After I train the model using a different dataset I found the details: ALGORITHM DETAILS Algorithm Logistic regression Penalty None C TRAINING DATA Rows (before preprocessing) 36393 Rows (after preprocessing) 18683 Columns (before preprocessing) 73 Columns (after preprocessing) 145 Matrix type dense
maybe this will help. The number of "after prepoccessing" records is right but I don't get what "Rows (before preprocessing) 36393" mean. How did DSS come up with this number?
The "Status" tab shows the right record count, which is around 9k. Every time I retrain the model I check the "Drop existing sets, recompute new ones" checkbox. The "result" page still shows more than 30k records in total. Back in 2017 someone already had the same problem but no fix was provided.
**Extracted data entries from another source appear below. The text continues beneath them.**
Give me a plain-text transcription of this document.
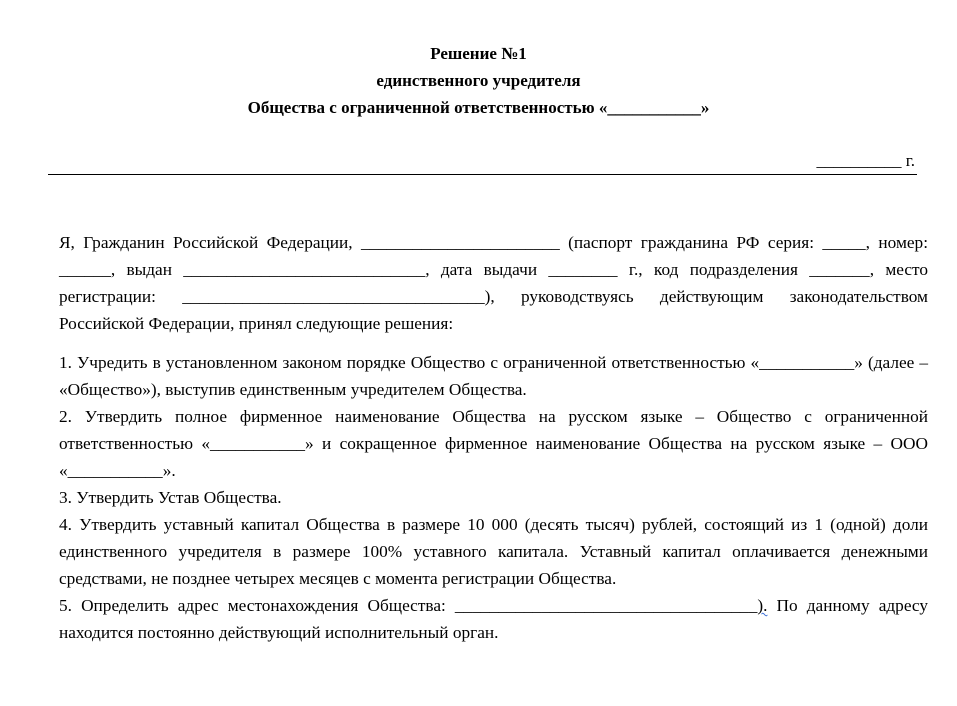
Решение №1
единственного учредителя
Общества с ограниченной ответственностью «___________»
__________ г.

Я, Гражданин Российской Федерации, _______________________ (паспорт гражданина РФ серия: _____, номер: ______, выдан ____________________________, дата выдачи ________ г., код подразделения _______, место регистрации: ___________________________________), руководствуясь действующим законодательством Российской Федерации, принял следующие решения:

1. Учредить в установленном законом порядке Общество с ограниченной ответственностью «___________» (далее – «Общество»), выступив единственным учредителем Общества.

2. Утвердить полное фирменное наименование Общества на русском языке – Общество с ограниченной ответственностью «___________» и сокращенное фирменное наименование Общества на русском языке – ООО «___________».

3. Утвердить Устав Общества.

4. Утвердить уставный капитал Общества в размере 10 000 (десять тысяч) рублей, состоящий из 1 (одной) доли единственного учредителя в размере 100% уставного капитала. Уставный капитал оплачивается денежными средствами, не позднее четырех месяцев с момента регистрации Общества.

5. Определить адрес местонахождения Общества: ___________________________________). По данному адресу находится постоянно действующий исполнительный орган.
See the link below: https://answers.dataiku.com/1155/train-set-for-a-model-has-more-rows-than-actual-dataset?show=1155#q1155
I have checked many times. After you train the model, on the "Result" page, it will show something like "Train set 3xxxx rows Test set 8xxx rows Train time about 6 seconds" but the origianl dataset is like 9000 rows something . I used default settings. 0.8-0.2 split. Could be a bug.
I searched Q&A and it seemed one guy had the similar problem.